楚盛窈心头发涩,面上如往常,掩盖住那些软弱,“那也是妹妹的本事,比不上姐姐,想也没有。”
“都是因为你,我和四妹妹名声才被牵连,你当真无耻!”楚盛萱忍住气,抓住楚盛岚的手,上前一步,“听闻李家来,不是要退亲而是换亲,瞧上了四妹妹?
这桩婚事对楚家有利,你却不同意换亲。靠着祖母,逼的父亲不得不答应。身为姐姐,我奉劝你,身为楚家女靠着家族荫蔽,不可损坏家族利益。赶紧应下此事,四妹妹知书守礼,和李表哥才是天作之合”
楚盛岚像是没有想到,楚盛萱会这般说,她赶紧低头,像是生怕触了两位姐姐的霉头。
楚盛窈眸光低垂,看了眼楚盛岚,暗藏汹涌的波涛。
这位四妹妹向来低调,以楚盛萱马首是瞻,与她同为庶女,即便得老爷喜欢,又生母照料,也谨小慎微,从不张扬。
可见人都是虚假的,由张面皮遮住,隐匿阴暗。
“怕什么!”楚盛萱拉了拉她的胳膊,“两家都有意思,心虚的该是她楚盛窈。”
“损坏家族利益?我牵连了你们的名声,”楚盛窈轻扯唇角,“谣言是从府里传出来的,毁了我的名声,其中获利最大的是谁?蛇虫鼠蚁藏在角落里,谁又看的清。”
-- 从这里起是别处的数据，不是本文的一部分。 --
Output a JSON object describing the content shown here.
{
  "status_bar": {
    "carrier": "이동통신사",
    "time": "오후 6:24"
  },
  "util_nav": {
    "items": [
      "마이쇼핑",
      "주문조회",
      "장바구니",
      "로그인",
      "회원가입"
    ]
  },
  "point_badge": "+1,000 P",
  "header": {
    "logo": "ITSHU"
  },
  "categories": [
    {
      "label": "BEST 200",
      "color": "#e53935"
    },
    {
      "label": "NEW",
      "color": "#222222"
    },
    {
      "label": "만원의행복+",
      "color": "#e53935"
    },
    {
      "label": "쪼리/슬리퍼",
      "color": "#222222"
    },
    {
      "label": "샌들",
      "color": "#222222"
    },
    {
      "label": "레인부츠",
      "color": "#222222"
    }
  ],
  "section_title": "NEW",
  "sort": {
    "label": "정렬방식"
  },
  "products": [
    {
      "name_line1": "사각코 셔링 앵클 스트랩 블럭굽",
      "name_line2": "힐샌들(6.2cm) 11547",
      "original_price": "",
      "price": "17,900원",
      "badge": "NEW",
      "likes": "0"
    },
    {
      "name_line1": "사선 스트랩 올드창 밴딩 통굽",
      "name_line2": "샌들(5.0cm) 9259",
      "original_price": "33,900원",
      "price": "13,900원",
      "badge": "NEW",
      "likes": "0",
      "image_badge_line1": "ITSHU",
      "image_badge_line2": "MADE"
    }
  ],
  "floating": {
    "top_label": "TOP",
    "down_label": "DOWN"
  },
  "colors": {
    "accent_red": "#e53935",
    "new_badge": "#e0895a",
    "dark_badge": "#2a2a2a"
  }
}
冰冷催骨的眸光扫射在楚盛岚身上,楚盛岚若有所感,身体有瞬间的僵硬。
她是查到了什么?
转念想到了什么,楚盛岚又将心放回了肚子里。
楚盛萱这些日子里,早早就憋着一口气,因这么个庶妹,她被说了不少的闲话,却又被女先生拘束着,迟迟没来找楚盛窈的麻烦。
听见她被退了婚,她是真正觉得大快人心。
“浑说什么!”什么蛇虫鼠蚁?楚盛萱没看懂他们间的暗潮涌动,目光恨恨,“三妹妹便是这般的自私,靠着老夫人撑腰,耽搁四妹妹和李家的婚事,还牵连我的名声!我若是你,这般丢脸,早早去了庙里做姑子。”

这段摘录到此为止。